Indeed, some of the contributing factors listed in Red Hat's blog are unarguably business-related, including market changes and "start-up delays with resellers." RHGD, by the way, is supposed to be supplied by Intel channel partners in these emerging markets.
Others reasons mentioned, though, lean to the technical side, including hardware changes, "multimedia codec licensing knotholes," and "getting the design and delivery of appropriate services nailed down."
The blogger also talks cryptically of "technical developments that have become available over the past year or two and are accelerating the spread of the Linux desktop."
Regardless of the exact reasons for the delay, though, it's certainly in Red Hat's best interests to get the product out the door -- and into the hands of businesses in emerging markets -- as soon as possible.

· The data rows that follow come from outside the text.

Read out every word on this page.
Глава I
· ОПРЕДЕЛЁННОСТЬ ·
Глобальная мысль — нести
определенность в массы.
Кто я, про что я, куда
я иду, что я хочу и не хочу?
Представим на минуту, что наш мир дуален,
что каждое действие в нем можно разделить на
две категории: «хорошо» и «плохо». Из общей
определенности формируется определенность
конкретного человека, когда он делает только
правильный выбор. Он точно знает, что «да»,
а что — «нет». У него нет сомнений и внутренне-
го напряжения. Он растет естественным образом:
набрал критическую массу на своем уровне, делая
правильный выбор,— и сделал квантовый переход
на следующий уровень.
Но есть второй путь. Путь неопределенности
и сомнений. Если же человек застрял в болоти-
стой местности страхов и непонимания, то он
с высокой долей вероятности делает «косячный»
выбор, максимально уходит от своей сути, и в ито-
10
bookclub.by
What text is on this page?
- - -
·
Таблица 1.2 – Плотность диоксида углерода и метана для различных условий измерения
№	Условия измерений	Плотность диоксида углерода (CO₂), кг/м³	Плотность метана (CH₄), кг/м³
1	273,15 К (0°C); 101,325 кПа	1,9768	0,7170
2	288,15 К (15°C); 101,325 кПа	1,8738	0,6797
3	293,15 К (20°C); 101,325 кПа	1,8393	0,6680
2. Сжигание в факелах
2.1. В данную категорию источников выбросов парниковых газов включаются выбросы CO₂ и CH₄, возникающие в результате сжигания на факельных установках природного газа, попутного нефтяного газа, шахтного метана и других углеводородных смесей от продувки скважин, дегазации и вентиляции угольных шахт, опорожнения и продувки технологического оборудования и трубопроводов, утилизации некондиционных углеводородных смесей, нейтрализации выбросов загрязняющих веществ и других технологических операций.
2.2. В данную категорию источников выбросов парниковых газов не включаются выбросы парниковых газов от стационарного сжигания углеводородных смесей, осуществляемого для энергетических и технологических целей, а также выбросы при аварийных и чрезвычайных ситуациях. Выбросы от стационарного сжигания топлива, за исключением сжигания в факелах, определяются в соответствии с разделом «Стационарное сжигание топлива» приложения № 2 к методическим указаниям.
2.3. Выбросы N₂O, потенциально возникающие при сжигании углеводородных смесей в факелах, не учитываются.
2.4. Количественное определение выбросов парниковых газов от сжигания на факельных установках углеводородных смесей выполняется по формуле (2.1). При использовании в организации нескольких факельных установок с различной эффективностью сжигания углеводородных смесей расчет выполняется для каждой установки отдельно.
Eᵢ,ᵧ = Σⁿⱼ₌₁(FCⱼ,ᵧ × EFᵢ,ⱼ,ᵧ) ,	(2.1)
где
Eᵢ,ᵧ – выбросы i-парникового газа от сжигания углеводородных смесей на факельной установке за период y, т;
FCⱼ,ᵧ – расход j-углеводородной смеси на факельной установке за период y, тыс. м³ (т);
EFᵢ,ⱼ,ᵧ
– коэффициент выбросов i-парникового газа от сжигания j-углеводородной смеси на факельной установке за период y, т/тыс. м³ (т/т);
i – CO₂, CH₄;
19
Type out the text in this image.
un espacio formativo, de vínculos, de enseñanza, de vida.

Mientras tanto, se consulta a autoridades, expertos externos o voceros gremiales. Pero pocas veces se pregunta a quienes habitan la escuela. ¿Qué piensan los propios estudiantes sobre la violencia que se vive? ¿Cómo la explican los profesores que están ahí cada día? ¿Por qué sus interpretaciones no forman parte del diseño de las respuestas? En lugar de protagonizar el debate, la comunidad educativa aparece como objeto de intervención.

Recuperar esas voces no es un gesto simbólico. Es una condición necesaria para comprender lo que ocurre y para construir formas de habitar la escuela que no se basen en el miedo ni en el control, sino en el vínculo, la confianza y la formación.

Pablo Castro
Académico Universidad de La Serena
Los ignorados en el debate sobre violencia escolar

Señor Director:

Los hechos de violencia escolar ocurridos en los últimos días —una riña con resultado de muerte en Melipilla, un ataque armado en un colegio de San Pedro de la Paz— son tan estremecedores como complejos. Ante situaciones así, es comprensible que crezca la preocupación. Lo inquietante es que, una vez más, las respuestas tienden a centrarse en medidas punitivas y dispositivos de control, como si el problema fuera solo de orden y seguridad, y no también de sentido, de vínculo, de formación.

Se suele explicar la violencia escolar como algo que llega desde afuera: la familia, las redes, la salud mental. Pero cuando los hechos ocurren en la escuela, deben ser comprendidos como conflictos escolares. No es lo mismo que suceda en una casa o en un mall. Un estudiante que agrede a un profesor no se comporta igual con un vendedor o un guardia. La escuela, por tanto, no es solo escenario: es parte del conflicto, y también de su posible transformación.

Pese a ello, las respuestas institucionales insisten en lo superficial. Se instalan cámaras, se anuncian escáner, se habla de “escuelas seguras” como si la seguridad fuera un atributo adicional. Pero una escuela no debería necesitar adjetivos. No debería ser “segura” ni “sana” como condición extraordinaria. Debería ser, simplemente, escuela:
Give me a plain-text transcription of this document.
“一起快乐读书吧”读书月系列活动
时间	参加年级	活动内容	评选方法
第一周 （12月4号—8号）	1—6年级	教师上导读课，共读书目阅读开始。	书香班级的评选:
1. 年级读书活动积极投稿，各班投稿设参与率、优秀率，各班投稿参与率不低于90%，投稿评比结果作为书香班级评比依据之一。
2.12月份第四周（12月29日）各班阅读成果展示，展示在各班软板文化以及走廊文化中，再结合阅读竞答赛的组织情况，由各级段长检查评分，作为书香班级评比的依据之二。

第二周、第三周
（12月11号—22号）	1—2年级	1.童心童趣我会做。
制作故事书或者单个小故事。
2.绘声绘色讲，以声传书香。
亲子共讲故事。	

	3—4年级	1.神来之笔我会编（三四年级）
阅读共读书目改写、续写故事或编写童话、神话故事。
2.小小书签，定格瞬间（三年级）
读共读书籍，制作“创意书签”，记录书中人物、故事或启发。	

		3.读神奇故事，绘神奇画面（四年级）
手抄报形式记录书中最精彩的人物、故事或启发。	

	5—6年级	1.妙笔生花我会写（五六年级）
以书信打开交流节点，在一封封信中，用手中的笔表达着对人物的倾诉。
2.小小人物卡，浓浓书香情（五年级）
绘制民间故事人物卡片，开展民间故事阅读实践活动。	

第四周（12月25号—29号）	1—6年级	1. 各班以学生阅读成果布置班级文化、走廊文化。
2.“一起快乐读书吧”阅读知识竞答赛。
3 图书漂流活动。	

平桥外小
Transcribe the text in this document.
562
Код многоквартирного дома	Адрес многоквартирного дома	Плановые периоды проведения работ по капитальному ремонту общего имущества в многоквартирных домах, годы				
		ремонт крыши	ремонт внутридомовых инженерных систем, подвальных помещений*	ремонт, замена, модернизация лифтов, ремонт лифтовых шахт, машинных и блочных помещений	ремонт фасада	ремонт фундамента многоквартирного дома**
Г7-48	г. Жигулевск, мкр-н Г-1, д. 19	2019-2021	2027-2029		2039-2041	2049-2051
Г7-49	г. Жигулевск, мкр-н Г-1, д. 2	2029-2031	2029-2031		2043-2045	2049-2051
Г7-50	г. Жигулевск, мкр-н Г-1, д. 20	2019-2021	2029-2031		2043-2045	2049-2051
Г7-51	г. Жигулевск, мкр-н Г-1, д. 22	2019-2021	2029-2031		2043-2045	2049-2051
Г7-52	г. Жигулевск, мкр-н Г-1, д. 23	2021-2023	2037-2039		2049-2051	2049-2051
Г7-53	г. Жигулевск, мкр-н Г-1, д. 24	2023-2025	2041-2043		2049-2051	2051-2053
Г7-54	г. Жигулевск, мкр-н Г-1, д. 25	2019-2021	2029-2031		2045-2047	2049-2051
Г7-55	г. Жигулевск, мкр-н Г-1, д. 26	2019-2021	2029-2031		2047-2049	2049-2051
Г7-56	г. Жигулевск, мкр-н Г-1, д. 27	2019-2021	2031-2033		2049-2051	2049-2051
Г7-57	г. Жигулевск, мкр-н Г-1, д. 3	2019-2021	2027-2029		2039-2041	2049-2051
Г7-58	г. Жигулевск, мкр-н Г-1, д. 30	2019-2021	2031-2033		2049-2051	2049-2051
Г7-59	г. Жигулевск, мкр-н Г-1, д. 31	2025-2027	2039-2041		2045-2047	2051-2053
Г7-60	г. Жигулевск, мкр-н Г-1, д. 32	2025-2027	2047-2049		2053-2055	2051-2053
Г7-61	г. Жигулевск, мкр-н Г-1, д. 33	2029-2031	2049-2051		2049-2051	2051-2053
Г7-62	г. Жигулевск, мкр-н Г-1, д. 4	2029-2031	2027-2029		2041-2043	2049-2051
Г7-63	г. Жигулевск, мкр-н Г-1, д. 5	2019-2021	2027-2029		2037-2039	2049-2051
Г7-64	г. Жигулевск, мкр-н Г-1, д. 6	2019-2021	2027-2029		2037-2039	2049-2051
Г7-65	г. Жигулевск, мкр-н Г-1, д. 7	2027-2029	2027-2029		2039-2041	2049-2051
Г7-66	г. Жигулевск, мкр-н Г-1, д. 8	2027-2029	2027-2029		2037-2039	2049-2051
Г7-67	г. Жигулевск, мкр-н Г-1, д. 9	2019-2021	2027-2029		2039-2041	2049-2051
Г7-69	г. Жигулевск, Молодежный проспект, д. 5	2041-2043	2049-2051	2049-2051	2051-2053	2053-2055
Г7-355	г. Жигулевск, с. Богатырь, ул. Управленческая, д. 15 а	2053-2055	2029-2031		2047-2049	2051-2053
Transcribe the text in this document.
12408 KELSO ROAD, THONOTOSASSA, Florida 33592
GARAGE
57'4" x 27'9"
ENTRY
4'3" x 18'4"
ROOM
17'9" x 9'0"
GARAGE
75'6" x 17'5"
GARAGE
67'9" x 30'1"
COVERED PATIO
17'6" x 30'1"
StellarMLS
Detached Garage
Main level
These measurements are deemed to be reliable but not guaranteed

Like Fedora, many other Linux desktop offerings are freely available over the Web. In the commercial market, however, Novell is Red Hat's chief competitor. But although Red Hat is the largest selling commercial Linux vendor in North America, Novell's SuSE is still more popular in Europe, where desktop Linux is gaining faster business acceptance.
The emerging markets targeted for RHGD could bring great opportunities for Red Hat to get its foot in the door for both the desktop and server sides.